Address
- 100 Main Street Ogdensburg, Sussex County, New Jersey, 07439 United States
- Coordinates: 41°04′48″N 74°35′36″W﻿ / ﻿41.079911°N 74.593255°W

District information
- Grades: PreK-8
- Superintendent: David Astor
- Business administrator: Richard Rennie
- Schools: 1

Students and staff
- Enrollment: 281 (as of 2022–23)
- Faculty: 27.3 FTEs
- Student–teacher ratio: 10.3:1

Other information
- District Factor Group: FG
- Website: District website
| Ind. | Per pupil | District spending | Rank (*) | K-8 average | %± vs. average |
| 1A | Total Spending | $16,414 | 12 | $18,891 | −13.1% |
| 1 | Budgetary Cost | 14,214 | 26 | 14,159 | 0.4% |
| 2 | Classroom Instruction | 8,015 | 18 | 8,659 | −7.4% |
| 6 | Support Services | 2,218 | 26 | 2,167 | 2.4% |
| 8 | Administrative Cost | 1,909 | 64 | 1,547 | 23.4% |
| 10 | Operations & Maintenance | 1,783 | 37 | 1,612 | 10.6% |
| 13 | Extracurricular Activities | 289 | 57 | 104 | 177.9% |
| 16 | Median Teacher Salary | 52,820 | 11 | 61,136 |
Data from NJDoE 2014 Taxpayers' Guide to Education Spending. *Of K-8 districts with up to 400 students. Lowest spending=1; Highest=71

= Ogdensburg Borough School District =

School district in Sussex County, New Jersey, US

The Ogdensburg Borough School District is a comprehensive community public school district that serves students in pre-kindergarten through eighth grade from Ogdensburg, in Sussex County, in the U.S. state of New Jersey.

As of the 2022–23 school year, the district, comprised of one school, had an enrollment of 281 students and 27.3 classroom teachers (on an FTE basis), for a student–teacher ratio of 10.3:1.

The district is classified by the New Jersey Department of Education as being in District Factor Group "FG", the fourth-highest of eight groupings. District Factor Groups organize districts statewide to allow comparison by common socioeconomic characteristics of the local districts. From lowest socioeconomic status to highest, the categories are A, B, CD, DE, FG, GH, I and J.

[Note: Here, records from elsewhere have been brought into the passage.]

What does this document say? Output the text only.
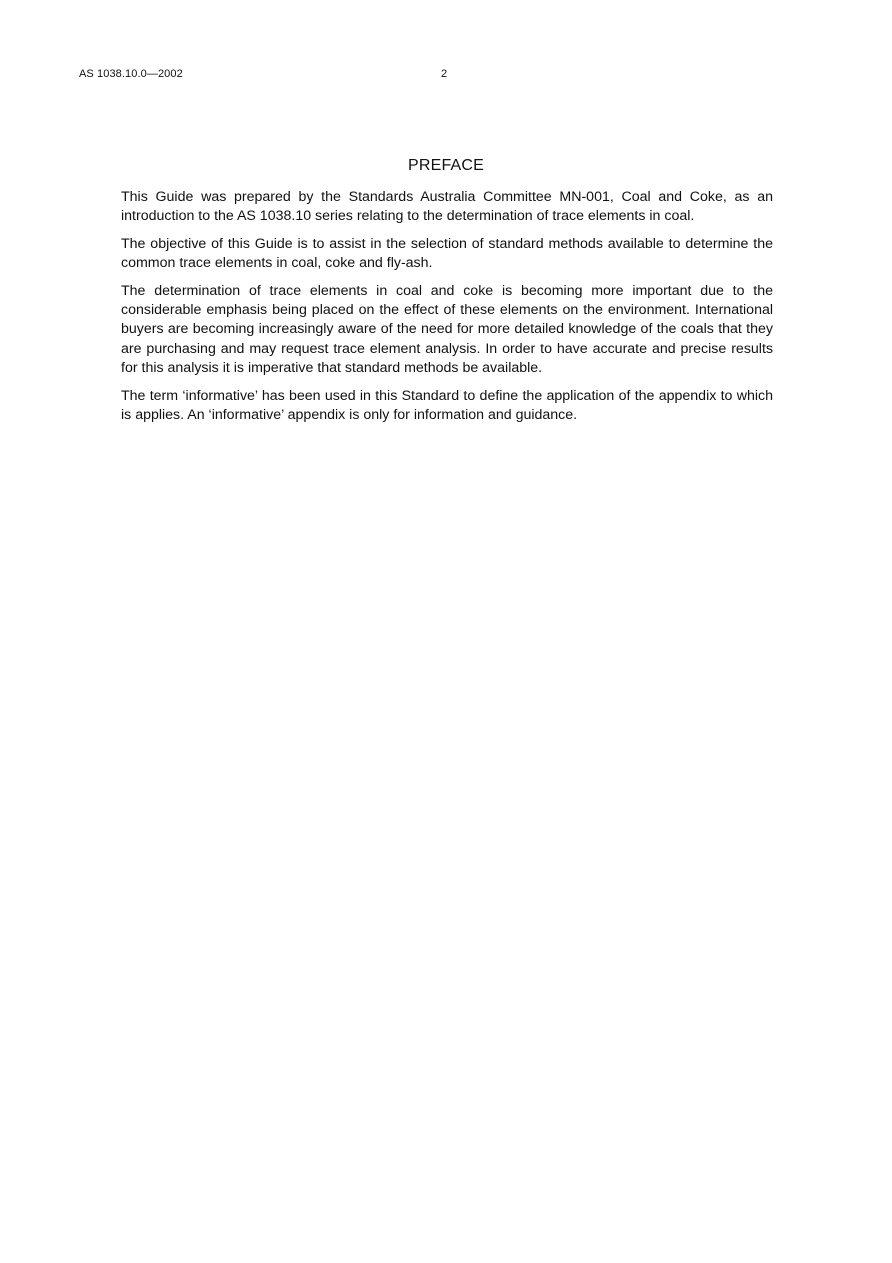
AS 1038.10.0—2002	2
PREFACE

This Guide was prepared by the Standards Australia Committee MN-001, Coal and Coke, as an introduction to the AS 1038.10 series relating to the determination of trace elements in coal.

The objective of this Guide is to assist in the selection of standard methods available to determine the common trace elements in coal, coke and fly-ash.

The determination of trace elements in coal and coke is becoming more important due to the considerable emphasis being placed on the effect of these elements on the environment. International buyers are becoming increasingly aware of the need for more detailed knowledge of the coals that they are purchasing and may request trace element analysis. In order to have accurate and precise results for this analysis it is imperative that standard methods be available.

The term ‘informative’ has been used in this Standard to define the application of the appendix to which is applies. An ‘informative’ appendix is only for information and guidance.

For ninth through twelfth grades, public school students attend Wallkill Valley Regional High School which also serves students from Franklin Borough, Hardyston Township and Hamburg Borough. As of the 2018–19 school year, the high school had an enrollment of 604 students and 56.0 classroom teachers (on an FTE basis), for a student–teacher ratio of 10.8:1.

==Schools==
Schools in the district (with 2018–19 enrollment data from the National Center for Education Statistics) are:
- Elementary schools (PreK-8)
- Ogdensburg Public School (235 students)
  - David Astor, principal

==Administration==
Core members of the district's administration are:
- David Astor, superintendent and principal
- Richard Rennie, business administrator and board secretary

==Board of education==
The district's board of education, comprised of seven members, sets policy and oversees the fiscal and educational operation of the district through its administration. As a Type II school district, the board's trustees are elected directly by voters to serve three-year terms of office on a staggered basis, with either two or three seats up for election each year held (since 2012) as part of the November general election. The board appoints a superintendent to oversee the district's day-to-day operations and a business administrator to supervise the business functions of the district.